4 Keys to Loving Relationships

Creating a romantic relationship does not have to be as hard as you think!

As most of us know, relationships can be very difficult. Usually we enter into a relationship with many untouched wounds since early childhood. These injuries are easily activated in compromised relationships. Our wounds include fear of rejection and fear of immersion, and when these fears are activated, we usually switch to old and programmed reaction methods such as anger, guilt, achievement, withdrawal, resistance, defiance, explanation, threat, etc. You could have programmed in several ways to make your partner responsible for your feelings of misfortune.

Loving Relationships


Love worsens when we continue to act against our fears and the resulting protection.
But that does not always have to be difficult! Here are the keys to creating and maintaining a romantic relationship.


Relationships develop when both partners are confident that they are alone and talk about the problems they are creating. Partners feel safe when they know they can feel openness and care, even in the event of a conflict.

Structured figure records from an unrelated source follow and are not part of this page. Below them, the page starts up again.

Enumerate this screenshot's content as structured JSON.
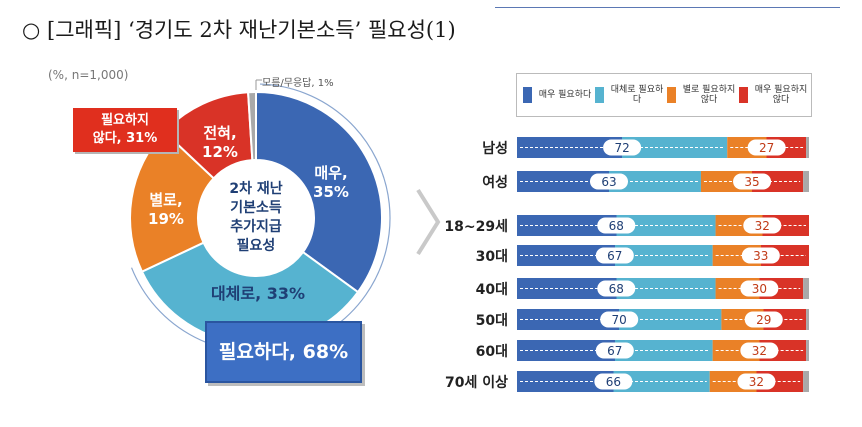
{
  "title": "○ [그래픽] ‘경기도 2차 재난기본소득’ 필요성(1)",
  "sample_note": "(%, n=1,000)",
  "donut": {
    "center_lines": [
      "2차 재난",
      "기본소득",
      "추가지급",
      "필요성"
    ],
    "slices": [
      {
        "label": "매우,",
        "value": 35,
        "text": "35%",
        "color": "#3b67b3"
      },
      {
        "label": "대체로, 33%",
        "value": 33,
        "text": "",
        "color": "#56b3d0"
      },
      {
        "label": "별로,",
        "value": 19,
        "text": "19%",
        "color": "#ea8127"
      },
      {
        "label": "전혀,",
        "value": 12,
        "text": "12%",
        "color": "#d93327"
      },
      {
        "label": "",
        "value": 1,
        "text": "",
        "color": "#a9a9a9"
      }
    ],
    "unknown_note": "모름/무응답, 1%",
    "negative_callout": [
      "필요하지",
      "않다, 31%"
    ],
    "positive_callout": "필요하다, 68%"
  },
  "chart_data": {
    "type": "bar",
    "stacked": true,
    "orientation": "horizontal",
    "scale": "percent",
    "categories": [
      "남성",
      "여성",
      "18~29세",
      "30대",
      "40대",
      "50대",
      "60대",
      "70세 이상"
    ],
    "legend_placement": "top",
    "series": [
      {
        "name": "매우 필요하다",
        "color": "#3b67b3"
      },
      {
        "name": "대체로 필요하다",
        "color": "#56b3d0"
      },
      {
        "name": "별로 필요하지 않다",
        "color": "#ea8127"
      },
      {
        "name": "매우 필요하지 않다",
        "color": "#d93327"
      }
    ],
    "rows": [
      {
        "positive": 72,
        "negative": 27
      },
      {
        "positive": 63,
        "negative": 35
      },
      {
        "positive": 68,
        "negative": 32
      },
      {
        "positive": 67,
        "negative": 33
      },
      {
        "positive": 68,
        "negative": 30
      },
      {
        "positive": 70,
        "negative": 29
      },
      {
        "positive": 67,
        "negative": 32
      },
      {
        "positive": 66,
        "negative": 32
      }
    ]
  },
  "colors": {
    "positive_callout": "#3d6fc4",
    "negative_callout": "#e02f1e",
    "unknown": "#a9a9a9"
  }
}
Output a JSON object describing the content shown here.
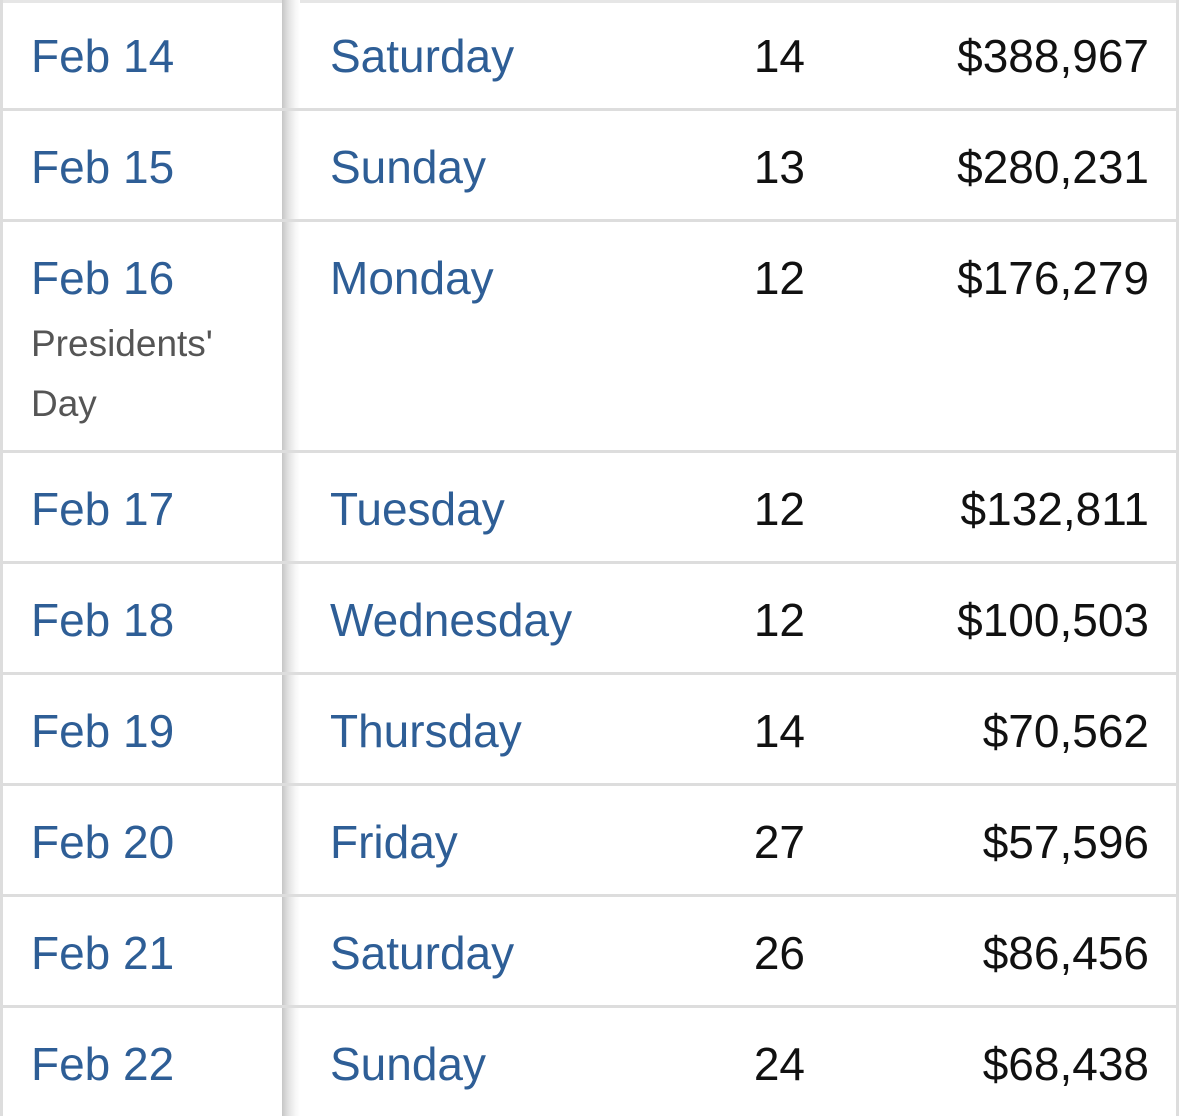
{
  "table": {
    "rows": [
      {
        "date": "Feb 14",
        "holiday": "",
        "weekday": "Saturday",
        "count": "14",
        "gross": "$388,967"
      },
      {
        "date": "Feb 15",
        "holiday": "",
        "weekday": "Sunday",
        "count": "13",
        "gross": "$280,231"
      },
      {
        "date": "Feb 16",
        "holiday": "Presidents' Day",
        "weekday": "Monday",
        "count": "12",
        "gross": "$176,279"
      },
      {
        "date": "Feb 17",
        "holiday": "",
        "weekday": "Tuesday",
        "count": "12",
        "gross": "$132,811"
      },
      {
        "date": "Feb 18",
        "holiday": "",
        "weekday": "Wednesday",
        "count": "12",
        "gross": "$100,503"
      },
      {
        "date": "Feb 19",
        "holiday": "",
        "weekday": "Thursday",
        "count": "14",
        "gross": "$70,562"
      },
      {
        "date": "Feb 20",
        "holiday": "",
        "weekday": "Friday",
        "count": "27",
        "gross": "$57,596"
      },
      {
        "date": "Feb 21",
        "holiday": "",
        "weekday": "Saturday",
        "count": "26",
        "gross": "$86,456"
      },
      {
        "date": "Feb 22",
        "holiday": "",
        "weekday": "Sunday",
        "count": "24",
        "gross": "$68,438"
      }
    ]
  },
  "colors": {
    "link": "#2e5e96",
    "text": "#111111",
    "note": "#555555",
    "border": "#dddddd"
  }
}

There are four options you can do to create this secure and open connection area:

1. Cultivate the intent of learning with you and your partner

We must be confident and remain confident in getting acquainted with our injuries and emerging behavioral surveillance behaviors. There is nothing to irritate your love rather than controlling behaviors such as the aforementioned ones or behaviors that you plan to avoid feeling - such as ignoring your feelings, judging you and your partner, or resorting to addictions to make your feelings worse.

If you are not currently in touch, take this time to learn to stay open with your own feelings and find out what's telling you, and do not continue to give up when you feel the pain. Learning to stay open with you makes it easy to stay open with your partner.

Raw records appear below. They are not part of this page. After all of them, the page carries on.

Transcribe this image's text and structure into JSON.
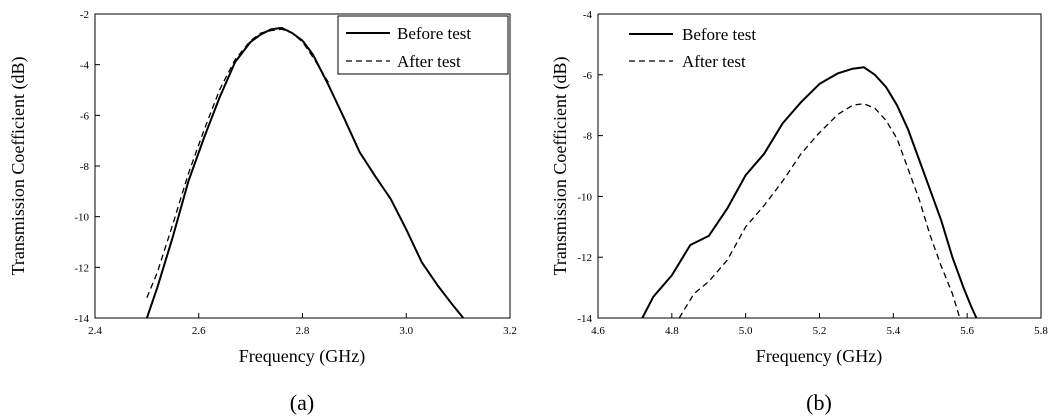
{
  "chart_data": [
    {
      "type": "line",
      "caption": "(a)",
      "xlabel": "Frequency (GHz)",
      "ylabel": "Transmission Coefficient (dB)",
      "xlim": [
        2.4,
        3.2
      ],
      "ylim": [
        -14,
        -2
      ],
      "xticks": [
        "2.4",
        "2.6",
        "2.8",
        "3.0",
        "3.2"
      ],
      "yticks": [
        "-2",
        "-4",
        "-6",
        "-8",
        "-10",
        "-12",
        "-14"
      ],
      "grid": false,
      "legend_position": "top-right",
      "series": [
        {
          "name": "Before test",
          "style": "solid",
          "x": [
            2.5,
            2.52,
            2.55,
            2.58,
            2.61,
            2.64,
            2.67,
            2.7,
            2.72,
            2.74,
            2.76,
            2.78,
            2.8,
            2.82,
            2.85,
            2.88,
            2.91,
            2.94,
            2.97,
            3.0,
            3.03,
            3.06,
            3.09,
            3.11
          ],
          "y": [
            -14.0,
            -12.8,
            -10.8,
            -8.6,
            -6.9,
            -5.3,
            -3.9,
            -3.1,
            -2.8,
            -2.6,
            -2.55,
            -2.75,
            -3.05,
            -3.6,
            -4.8,
            -6.1,
            -7.45,
            -8.4,
            -9.3,
            -10.5,
            -11.8,
            -12.7,
            -13.5,
            -14.0
          ]
        },
        {
          "name": "After test",
          "style": "dashed",
          "x": [
            2.5,
            2.52,
            2.55,
            2.58,
            2.61,
            2.64,
            2.67,
            2.7,
            2.72,
            2.74,
            2.76,
            2.78,
            2.8,
            2.82,
            2.85
          ],
          "y": [
            -13.2,
            -12.2,
            -10.3,
            -8.3,
            -6.6,
            -5.0,
            -3.8,
            -3.05,
            -2.75,
            -2.65,
            -2.6,
            -2.75,
            -3.1,
            -3.7,
            -4.7
          ]
        }
      ]
    },
    {
      "type": "line",
      "caption": "(b)",
      "xlabel": "Frequency (GHz)",
      "ylabel": "Transmission Coefficient (dB)",
      "xlim": [
        4.6,
        5.8
      ],
      "ylim": [
        -14,
        -4
      ],
      "xticks": [
        "4.6",
        "4.8",
        "5.0",
        "5.2",
        "5.4",
        "5.6",
        "5.8"
      ],
      "yticks": [
        "-4",
        "-6",
        "-8",
        "-10",
        "-12",
        "-14"
      ],
      "grid": false,
      "legend_position": "top-left",
      "series": [
        {
          "name": "Before test",
          "style": "solid",
          "x": [
            4.72,
            4.75,
            4.8,
            4.85,
            4.9,
            4.95,
            5.0,
            5.05,
            5.1,
            5.15,
            5.2,
            5.25,
            5.29,
            5.32,
            5.35,
            5.38,
            5.41,
            5.44,
            5.47,
            5.5,
            5.53,
            5.56,
            5.59,
            5.61,
            5.625
          ],
          "y": [
            -14.0,
            -13.3,
            -12.6,
            -11.6,
            -11.3,
            -10.4,
            -9.3,
            -8.6,
            -7.6,
            -6.9,
            -6.3,
            -5.95,
            -5.8,
            -5.75,
            -6.0,
            -6.4,
            -7.0,
            -7.8,
            -8.8,
            -9.8,
            -10.8,
            -12.0,
            -13.0,
            -13.6,
            -14.0
          ]
        },
        {
          "name": "After test",
          "style": "dashed",
          "x": [
            4.82,
            4.86,
            4.9,
            4.95,
            5.0,
            5.05,
            5.1,
            5.15,
            5.2,
            5.25,
            5.29,
            5.32,
            5.35,
            5.38,
            5.41,
            5.44,
            5.47,
            5.5,
            5.53,
            5.56,
            5.58
          ],
          "y": [
            -14.0,
            -13.2,
            -12.8,
            -12.1,
            -11.0,
            -10.3,
            -9.5,
            -8.6,
            -7.9,
            -7.3,
            -7.0,
            -6.95,
            -7.1,
            -7.5,
            -8.1,
            -9.1,
            -10.1,
            -11.3,
            -12.3,
            -13.2,
            -14.0
          ]
        }
      ]
    }
  ]
}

If you are currently connected, do the same. Take the time to learn to be present with your feelings, with the intent of learning.

2. Focus on courtesy with yourself and your partner

Just as openness to learning necessary to create a safe relationship is so kindness. If you have not been kindly raised and judged by yourself and others, instead of being kind, you should keep the concept of goodness at the forefront of your mind.

Relationships develop when they love each other and their partner is an absolute priority. For most people, the pain protection was their priority, so it takes a lot of practice to get more priority from pain avoidance.

3. Develop your spiritual connection

Your relationships collapse when you create your partner's source of love. Your partner should not be your supreme power - you have superior power and that is your infinite source of love. When your intention is to learn to love yourself and your partner, and to open up to learn more about spiritual guidance, you will learn to relive the love you share with your partner again. Try to control the relationship between love ruins. Sharing love creates intimacy and relationship with a partner.


4. Check the high priority relationship time

One of the greatest life experiences is to share love and it will take time. Learning, growth, intimacy, bondage, and passion are the natural outcomes of creating a safe, open, friendly and loving relationship, and all that is looking for time. Spending time together in relaxation, smiling, sharing and embracing is essential to creating lasting and prosperous love.

Is that simple? Maybe this is when love is your priority. When you fully accept that your reason on the planet to develop your soul in your ability to love, it becomes easier and easier to behave in these four forms of love.